Em agosto, por exemplo, o setor registrou crescimento de 4,6% ante o mesmo mês do ano passado, um resultado que ficou acima da média nacional para o período, que foi de 4%. Santa Catarina teve variação nula (0,0%). A produção de Minas Gerais cresceu 7,3%, com altas de 6,6% no rendimento médio e de 0,6% na área de plantio e colheita. Em agosto, aliás, seis dos 14 estados pesquisados pelo IBGE apresentaram recuo, sendo os mais intensos registrados em São Paulo (-1,4%) e no Rio Grande do Sul (-1,4%). O Mato Grosso teve a expansão mais intensa, 15,8%, puxado pelo avanço do setor de produtos alimentícios (carnes de bovinos congeladas, frescas ou refrigeradas, tortas, bagaços, farelos e outros resíduos da extração do óleo de soja e óleo de soja em bruto). A Região Nordeste, com queda de 1,0%, também mostrou taxa negativa no indicador acumulado de janeiro-agosto de 2017. Na contramão, os resultados mais positivos ocorreram no Mato Grosso (15,8%), no Pará (9,3%) e no Paraná (8,8%).

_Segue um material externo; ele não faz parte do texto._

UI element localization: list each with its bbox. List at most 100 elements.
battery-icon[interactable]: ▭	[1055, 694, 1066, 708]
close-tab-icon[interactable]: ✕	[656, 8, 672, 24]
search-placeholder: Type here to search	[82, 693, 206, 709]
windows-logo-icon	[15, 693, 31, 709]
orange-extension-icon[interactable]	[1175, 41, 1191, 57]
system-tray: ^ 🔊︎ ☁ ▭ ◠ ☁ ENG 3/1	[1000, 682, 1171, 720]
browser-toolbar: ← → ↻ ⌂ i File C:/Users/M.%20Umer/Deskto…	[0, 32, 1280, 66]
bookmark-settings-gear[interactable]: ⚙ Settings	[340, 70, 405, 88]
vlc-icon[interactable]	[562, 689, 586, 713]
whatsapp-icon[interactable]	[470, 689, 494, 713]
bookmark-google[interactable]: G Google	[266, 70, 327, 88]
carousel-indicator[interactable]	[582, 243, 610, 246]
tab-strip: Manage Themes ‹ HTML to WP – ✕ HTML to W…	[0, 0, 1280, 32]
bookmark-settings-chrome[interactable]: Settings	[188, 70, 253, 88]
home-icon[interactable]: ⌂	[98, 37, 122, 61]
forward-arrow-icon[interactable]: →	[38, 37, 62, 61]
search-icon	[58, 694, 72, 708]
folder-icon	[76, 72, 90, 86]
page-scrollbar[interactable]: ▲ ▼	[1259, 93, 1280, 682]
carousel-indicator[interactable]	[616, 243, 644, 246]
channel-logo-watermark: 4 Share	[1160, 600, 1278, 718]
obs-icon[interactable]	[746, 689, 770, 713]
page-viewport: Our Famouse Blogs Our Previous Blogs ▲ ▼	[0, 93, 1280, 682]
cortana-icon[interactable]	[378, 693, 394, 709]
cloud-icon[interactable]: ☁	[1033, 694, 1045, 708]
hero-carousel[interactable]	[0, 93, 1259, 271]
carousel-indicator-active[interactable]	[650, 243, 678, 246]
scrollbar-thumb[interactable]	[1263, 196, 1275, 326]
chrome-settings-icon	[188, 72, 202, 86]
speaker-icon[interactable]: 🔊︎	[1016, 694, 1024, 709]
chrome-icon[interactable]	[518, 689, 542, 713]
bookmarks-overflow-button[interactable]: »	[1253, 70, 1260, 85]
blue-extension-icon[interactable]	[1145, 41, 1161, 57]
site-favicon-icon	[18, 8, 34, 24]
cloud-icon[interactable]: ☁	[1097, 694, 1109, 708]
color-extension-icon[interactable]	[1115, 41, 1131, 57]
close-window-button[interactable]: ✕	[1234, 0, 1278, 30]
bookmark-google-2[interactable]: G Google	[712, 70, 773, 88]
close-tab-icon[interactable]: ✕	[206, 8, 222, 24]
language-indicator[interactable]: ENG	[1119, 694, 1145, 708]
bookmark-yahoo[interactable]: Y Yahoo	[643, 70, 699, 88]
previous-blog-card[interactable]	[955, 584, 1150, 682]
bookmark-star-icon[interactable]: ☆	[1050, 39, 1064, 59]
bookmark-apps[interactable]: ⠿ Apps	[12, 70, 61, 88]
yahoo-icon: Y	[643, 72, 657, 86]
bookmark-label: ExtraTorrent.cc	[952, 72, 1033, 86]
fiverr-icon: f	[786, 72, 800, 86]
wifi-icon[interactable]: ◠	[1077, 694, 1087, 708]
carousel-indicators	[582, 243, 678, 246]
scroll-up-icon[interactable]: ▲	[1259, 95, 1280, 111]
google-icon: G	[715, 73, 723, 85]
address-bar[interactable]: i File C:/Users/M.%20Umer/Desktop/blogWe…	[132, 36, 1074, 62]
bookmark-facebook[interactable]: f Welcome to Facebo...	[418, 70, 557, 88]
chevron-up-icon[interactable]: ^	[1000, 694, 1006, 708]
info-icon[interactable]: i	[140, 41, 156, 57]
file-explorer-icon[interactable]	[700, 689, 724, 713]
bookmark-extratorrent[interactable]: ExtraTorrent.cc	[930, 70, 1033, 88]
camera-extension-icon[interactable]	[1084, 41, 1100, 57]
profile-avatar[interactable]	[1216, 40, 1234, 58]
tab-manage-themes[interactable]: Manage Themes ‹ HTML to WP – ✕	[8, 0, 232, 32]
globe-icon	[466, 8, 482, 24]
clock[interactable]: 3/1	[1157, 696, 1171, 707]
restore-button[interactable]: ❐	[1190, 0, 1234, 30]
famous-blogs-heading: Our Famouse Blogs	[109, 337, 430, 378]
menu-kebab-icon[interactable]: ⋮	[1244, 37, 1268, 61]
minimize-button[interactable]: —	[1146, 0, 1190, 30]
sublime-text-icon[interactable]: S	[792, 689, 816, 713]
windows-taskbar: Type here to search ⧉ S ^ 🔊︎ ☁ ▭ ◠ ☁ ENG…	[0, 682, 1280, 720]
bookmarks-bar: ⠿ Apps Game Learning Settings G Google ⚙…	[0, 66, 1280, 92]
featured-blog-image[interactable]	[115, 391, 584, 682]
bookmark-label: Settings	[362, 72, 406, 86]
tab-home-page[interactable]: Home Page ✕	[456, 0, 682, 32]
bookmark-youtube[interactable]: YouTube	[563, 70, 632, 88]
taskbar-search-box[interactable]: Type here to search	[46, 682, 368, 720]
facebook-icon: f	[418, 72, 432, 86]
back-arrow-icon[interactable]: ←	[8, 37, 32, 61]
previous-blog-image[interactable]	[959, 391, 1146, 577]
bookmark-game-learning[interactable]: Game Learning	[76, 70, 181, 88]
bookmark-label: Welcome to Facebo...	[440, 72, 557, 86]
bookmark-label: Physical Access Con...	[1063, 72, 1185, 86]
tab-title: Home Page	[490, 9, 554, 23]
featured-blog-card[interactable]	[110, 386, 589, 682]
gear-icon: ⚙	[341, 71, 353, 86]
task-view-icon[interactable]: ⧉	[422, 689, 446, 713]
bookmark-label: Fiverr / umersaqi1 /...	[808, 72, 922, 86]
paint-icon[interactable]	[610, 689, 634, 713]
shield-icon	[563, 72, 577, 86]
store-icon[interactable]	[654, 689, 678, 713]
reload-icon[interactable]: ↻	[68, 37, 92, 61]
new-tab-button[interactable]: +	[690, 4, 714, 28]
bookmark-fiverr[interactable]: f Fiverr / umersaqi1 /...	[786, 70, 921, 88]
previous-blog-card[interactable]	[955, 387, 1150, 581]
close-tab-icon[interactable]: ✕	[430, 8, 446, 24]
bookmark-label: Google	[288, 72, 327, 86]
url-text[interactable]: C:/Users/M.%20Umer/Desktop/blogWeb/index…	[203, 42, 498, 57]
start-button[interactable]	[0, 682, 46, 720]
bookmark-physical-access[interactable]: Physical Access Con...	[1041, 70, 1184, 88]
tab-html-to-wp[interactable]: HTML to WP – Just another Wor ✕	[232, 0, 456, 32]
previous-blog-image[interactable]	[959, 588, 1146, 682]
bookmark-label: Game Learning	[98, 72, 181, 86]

Por outro lado, Bahia (-3,9%) apontou o recuo mais elevado no ano, pressionado, principalmente, pelo comportamento negativo da metalurgia e de derivados do petróleo e biocombustíveis.

Apesar das taxas negativas nas duas bases de comparação, o setor no Estado ainda tem crescimento acumulado de 0,4% nos últimos 12 meses.

As estimativas de setembro, segundo o IBGE, confirmam que o país terá este ano a maior safra de sua história, com produção de cereais, leguminosas e oleaginosas atingindo 242 milhões de toneladas, o que representa alta de 30,3% (equivalente a 56,2 milhões de toneladas) em relação a 2016, quando a safra foi de 185,8 milhões de toneladas. É um desempenho positivo na comparação com agosto do ano passado (6,6%).